Nous allons enfin, après 8 semaines d’un confinement quasi généralisé, sortir progressivement de cet état dans lequel nous avons dû nous installer brutalement, sans expériences ni repères.

Nous avons basculé dans un monde qui nous était inconnu jusqu’alors

Pour les grandes entreprises de service, le passage d’un télétravail balbutiant – nous discutions de l’opportunité d’un deuxième jour de télétravail par semaine que nous estimions alors compliqué – à un travail à distance massif ne s’est pas fait simplement.

Mais au vu de ce qui s’est passé, c’est notre capacité d’adaptation qui ne cesse d’étonner.
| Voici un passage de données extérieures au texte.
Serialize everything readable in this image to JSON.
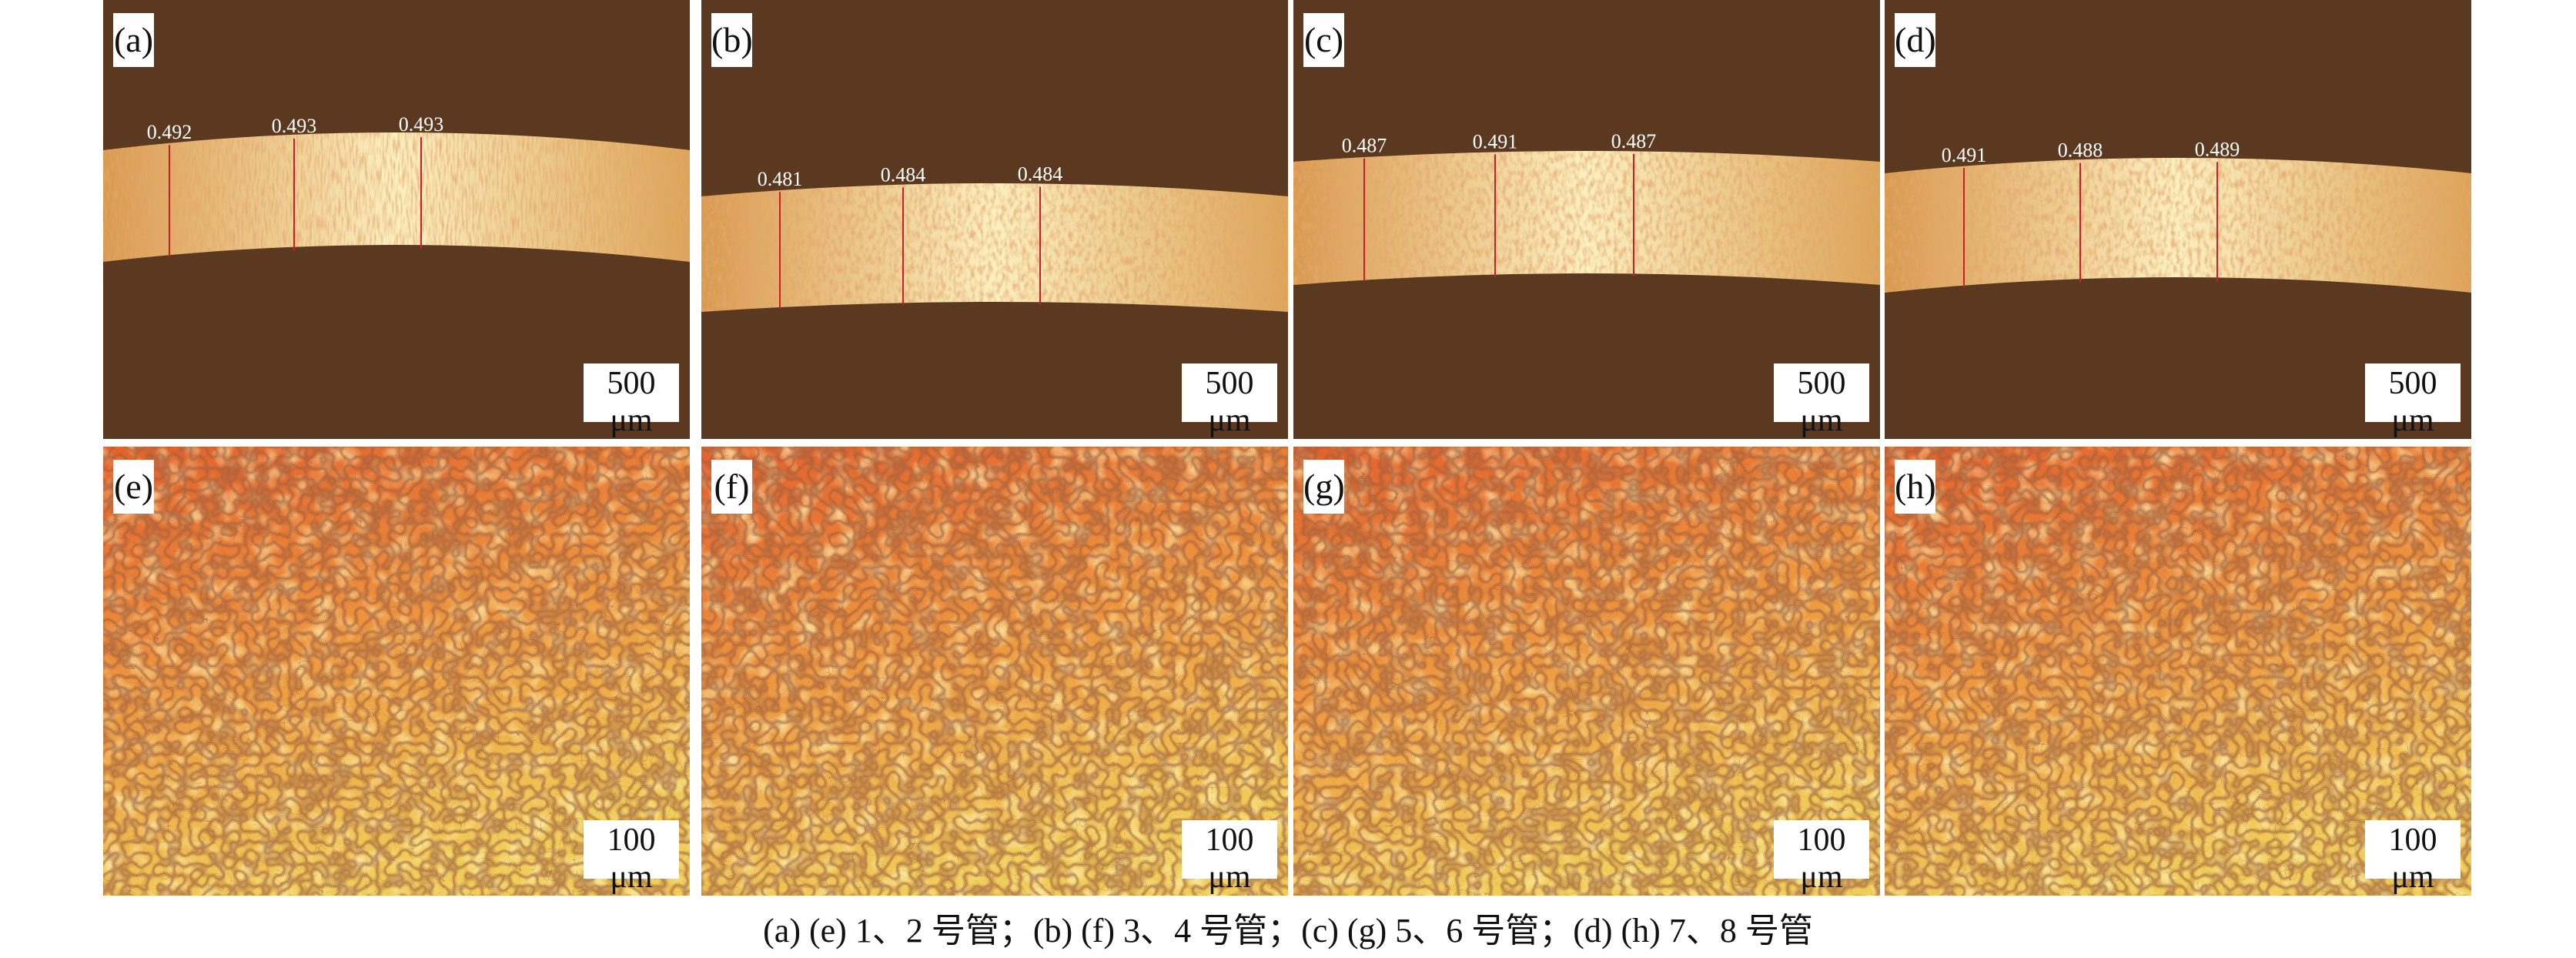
{
  "panels_top": [
    {
      "label": "(a)",
      "scale_bar": "500 μm",
      "thickness": [
        "0.492",
        "0.493",
        "0.493"
      ]
    },
    {
      "label": "(b)",
      "scale_bar": "500 μm",
      "thickness": [
        "0.481",
        "0.484",
        "0.484"
      ]
    },
    {
      "label": "(c)",
      "scale_bar": "500 μm",
      "thickness": [
        "0.487",
        "0.491",
        "0.487"
      ]
    },
    {
      "label": "(d)",
      "scale_bar": "500 μm",
      "thickness": [
        "0.491",
        "0.488",
        "0.489"
      ]
    }
  ],
  "panels_bottom": [
    {
      "label": "(e)",
      "scale_bar": "100 μm"
    },
    {
      "label": "(f)",
      "scale_bar": "100 μm"
    },
    {
      "label": "(g)",
      "scale_bar": "100 μm"
    },
    {
      "label": "(h)",
      "scale_bar": "100 μm"
    }
  ],
  "caption": "(a) (e) 1、2 号管；(b) (f) 3、4 号管；(c) (g) 5、6 号管；(d) (h) 7、8 号管",
  "colors": {
    "background_dark": "#5a3920",
    "band": "#f3dc8a",
    "grain_orange": "#e8612a",
    "grain_yellow": "#f2d060",
    "measure_line": "#c8202a"
  }
}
Cela nous semblait hors de portée et pourtant, sous la contrainte d’une épidémie hors de contrôle, nous avons basculé dans un monde qui nous était inconnu jusqu’alors.

Certes les communications triomphantes des organisations ont allègrement confondu pourcentage d’équipements des collaborateurs et efficacité du télétravail, tandis que la réalité est manifestement plus complexe.
Et je ne compte pas ici les activités de production de biens, dont l’efficacité en travail à distance est quasiment réduite à néant et qui n’ont pas attendu le « déconfinement » officiel pour essayer de reprendre leur vie.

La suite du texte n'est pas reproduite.